Best reasons to write online? You can 1.) expand your audience and reach, 2) improve your writing, and 3) engage with people whose views are different than your own.
Not too shabby.
Adds Robinson O'Brien-Bours, "As long as I'm able to change a few opinions and have my own views challenged, I am happy. If I can spark an interest in something that someone hasn't thought seriously about before, or get people to look at something in a different light, then I have been successful."
Mayura Iyer notes that one of the challenges of writing for a platform full of like-minded pundits is that "While each article isn't identical and will differ in some way or the other, having so many articles hammering on the same issue is overkill, dilutes the issue, and decreases the quality of debate."
Look, a number of talented millennials clamoring to write on the same hot-button topic is not a bad problem to have — but watching your piece publish in a news-feed already chock full of similarly-entitled work can feel...anti-climatic.
As Robert Taylor points out, "It's a double-edged sword. Sometimes it can be frustrating when your article gets buried during the day, but that's only because there is so much content and writers like me eager to have their voices heard."
The good news is, while you may not be the only outspoken voice on the web on say, U.S. defense, you are the only one capable of delivering a personal take on its related current events. Stay focused on your story, and what you (yes you!) can contribute to a broader context. Nobody else can do that for you.
I'd never heard the phrase "rustle some jimmies" until Drew Miller was pundit of the week — as in, "When the first commenter started cursing me out...I knew I'd written something that would rustle some jimmies." (See how much we learn from our pundits?)

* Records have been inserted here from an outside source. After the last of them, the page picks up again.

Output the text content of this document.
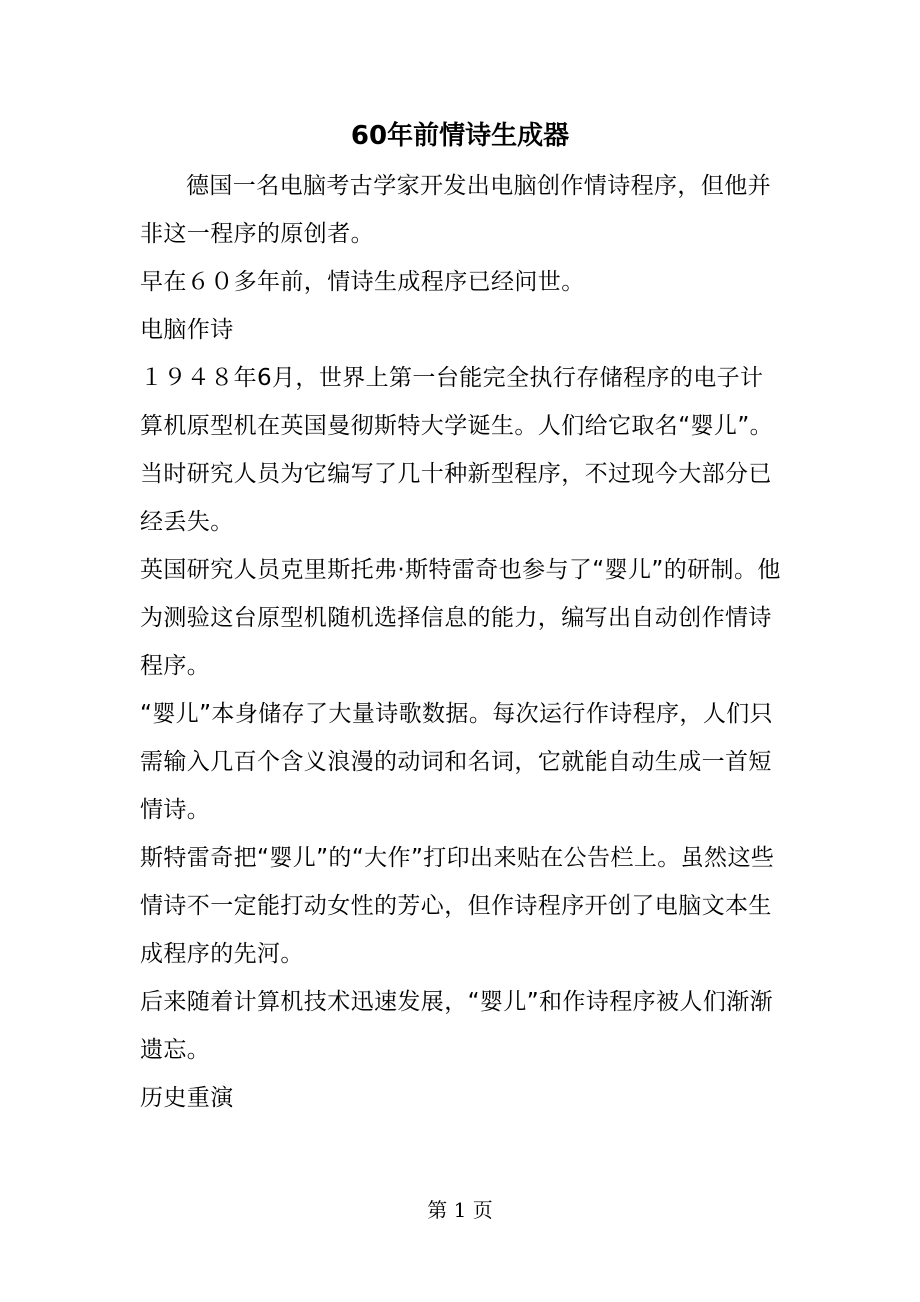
60年前情诗生成器

德国一名电脑考古学家开发出电脑创作情诗程序，但他并非这一程序的原创者。

早在６０多年前，情诗生成程序已经问世。

电脑作诗

１９４８年6月，世界上第一台能完全执行存储程序的电子计算机原型机在英国曼彻斯特大学诞生。人们给它取名“婴儿”。

当时研究人员为它编写了几十种新型程序，不过现今大部分已经丢失。

英国研究人员克里斯托弗·斯特雷奇也参与了“婴儿”的研制。他为测验这台原型机随机选择信息的能力，编写出自动创作情诗程序。

“婴儿”本身储存了大量诗歌数据。每次运行作诗程序，人们只需输入几百个含义浪漫的动词和名词，它就能自动生成一首短情诗。

斯特雷奇把“婴儿”的“大作”打印出来贴在公告栏上。虽然这些情诗不一定能打动女性的芳心，但作诗程序开创了电脑文本生成程序的先河。

后来随着计算机技术迅速发展，“婴儿”和作诗程序被人们渐渐遗忘。

历史重演

第 1 页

Drew published a three-part series on the negative effects of evangelical Christianity in the military. Some of our readers loved it. Others did not. But if you're going to write for the web, do so with candor, and prepare to back up your opinions. No matter what field you want to go into — writing, politics, biomedical engineering —effective, respectful communication is a skill you'll need, especially when it comes time to disagree.